Scottish Tax: Banking giants reject Scottish tax power grab
Scotland's major high street banks have rejected calls for broad tax-raising powers to be transferred to Holyrood, arguing this would create an "unworkable" administrative quagmire.
The British Bankers' Association (BBA), whose members include Royal Bank of Scotland and Bank of Scotland, said the costs and burdens of a separate tax system north of the Border outweighed any perceived benefits.
Financial institutions would have to devote more manpower and resources to administering the changes, the BBA said, despite Scotland's nationalised banks laying off thousands of staff to balance their books.
The Scottish Retail Consortium (SRC), which represents major supermarkets and high street clothes chains, also spoke out against different tax regimes emerging either side of the Border.
The intervention by the organisations, which represent two of Scotland's few multi-billion pound industries, is a major blow to campaigners calling for a wholesale transfer of tax powers.
In another, probably decisive setback, the coalition Government issued a statement saying there was "no serious alternative" to implementing the recommendations of the Calman Commission.
The commission proposed giving Holyrood limited powers to set and collect its own income tax and Michael Moore, the new Scottish Secretary, has ruled out anything more radical.
Sir Tom Hunter, the leading entrepreneur, this week became the latest high-profile businessman to call for most Scottish taxes to be set by Holyrood instead of Westminster.
Another group of businessmen last week launched a "Campaign for Fiscal Responsibility' that could see Scottish ministers also handed control over Corporation and Tax, National Insurance contributions.
Alex Salmond, the First Minister, intends to push for more powers when he meets David Cameron on Tuesday at a meeting in London.
But Brian Capon, assistant director of the BBA, said Scotland's banking giants oppose more radical changes, in particular allowing Holyrood to set Corporation Tax rates.
"It's going to be very difficult to split operations if you have offices across both countries. Anything like that were you have to split out data does create more complexities," he said.
"That would be quite a problem, and would probably be unworkable. It's a logistical challenge for a large company - a logistical nightmare."
He said more backroom administrators would have to be employed to ensure that employees and profits north and south of the Border were taxed at the correct rates.
Richard Dodd, spokesman for the Scottish Retail Consortium, added: "What matters to retailers is there are not big differences in the tax regimes they face in different parts of the UK because that drives up costs."
The Prime Minister will meet the leaders of the three devolved administrations at a meeting of the Joint Ministerial Committee in Whitehall on Tuesday afternoon.
Mr Salmond has claimed a huge financial black hole has been punched in the Calman proposals by the coalition Government's plans to raise the personal allowance for income tax to £10,000.

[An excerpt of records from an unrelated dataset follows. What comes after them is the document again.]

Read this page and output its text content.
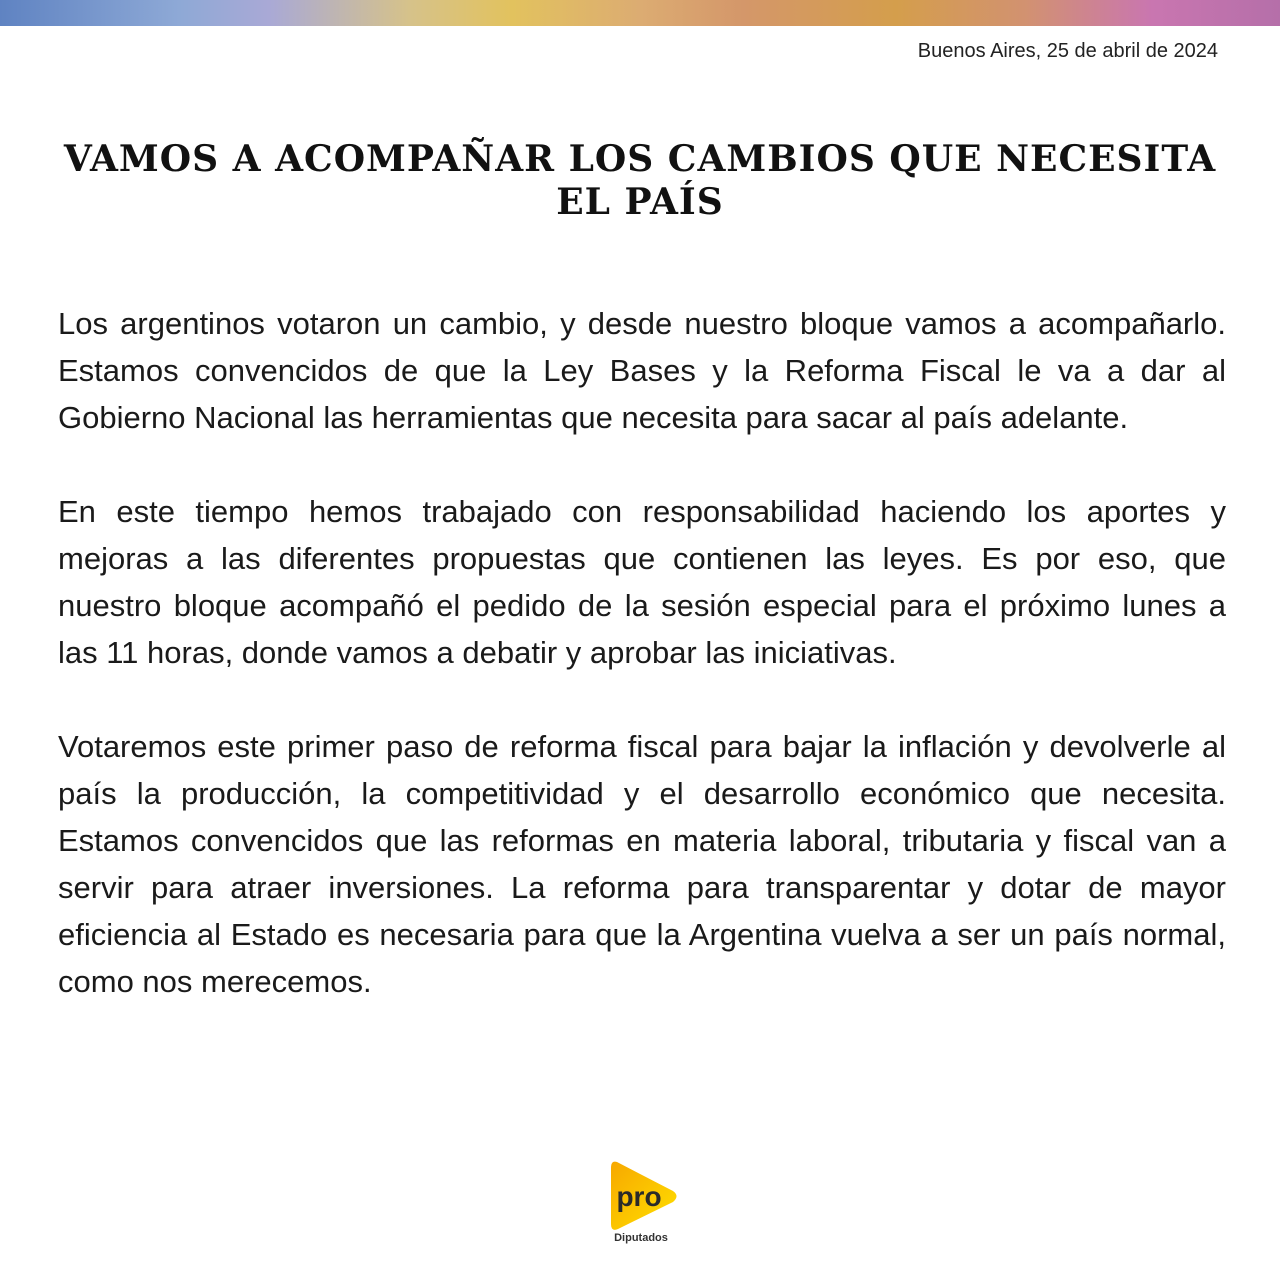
Buenos Aires, 25 de abril de 2024
VAMOS A ACOMPAÑAR LOS CAMBIOS QUE NECESITA EL PAÍS

Los argentinos votaron un cambio, y desde nuestro bloque vamos a acompañarlo. Estamos convencidos de que la Ley Bases y la Reforma Fiscal le va a dar al Gobierno Nacional las herramientas que necesita para sacar al país adelante.

En este tiempo hemos trabajado con responsabilidad haciendo los aportes y mejoras a las diferentes propuestas que contienen las leyes. Es por eso, que nuestro bloque acompañó el pedido de la sesión especial para el próximo lunes a las 11 horas, donde vamos a debatir y aprobar las iniciativas.

Votaremos este primer paso de reforma fiscal para bajar la inflación y devolverle al país la producción, la competitividad y el desarrollo económico que necesita. Estamos convencidos que las reformas en materia laboral, tributaria y fiscal van a servir para atraer inversiones. La reforma para transparentar y dotar de mayor eficiencia al Estado es necesaria para que la Argentina vuelva a ser un país normal, como nos merecemos.

pro
Diputados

But a Scotland Office spokesman said: "The Secretary of State has made it clear that the UK Government is committed to legislating on Calman and work is already under way towards a Scotland Bill.
"There is simply no serious alternative to Calman when it comes to constitutional change for Scotland.
"The (commission's) final report was based solely on evidence which makes its findings far more robust than some of the assertions we have seen recently."
The Calman plans envisage the Scottish Parliament being given control over half of income tax, but the Campaign for Fiscal Responsibility believes this is not enough.
More than 100 businessmen have so far signed up to the campaign, which is spearheaded by Jim McColl, chairman of Clyde Blowers, and Ben Thomson, an investment banker and confidante of Mr Salmond.
However, Mr McColl has been forced to defend his own financial arrangements after it emerged he is resident in Monaco for tax purposes.
"I'm not a tax exile and I object to being described as one," he told the Daily Telegraph.
"I do pay directly and indirectly to the Exchequer £70 million to £75 million a year."
But Pauline McNeill, Scottish Labour constitution spokesman, said: "This leaves me incredulous. How can Jim McColl have any credibility in the debate about Scotland's future when he is based in Monaco for tax purposes?"
Iain McMillan, CBI Scotland's director, said those arguing for radical tax powers had yet to provide evidence for their arguments or proposals for overcoming the logistical hurdles.
Mr McMillan, who sat on the Calman Commission, said the body had found no examples anywhere else in the world of a sub-nation state enjoying fiscal autonomy.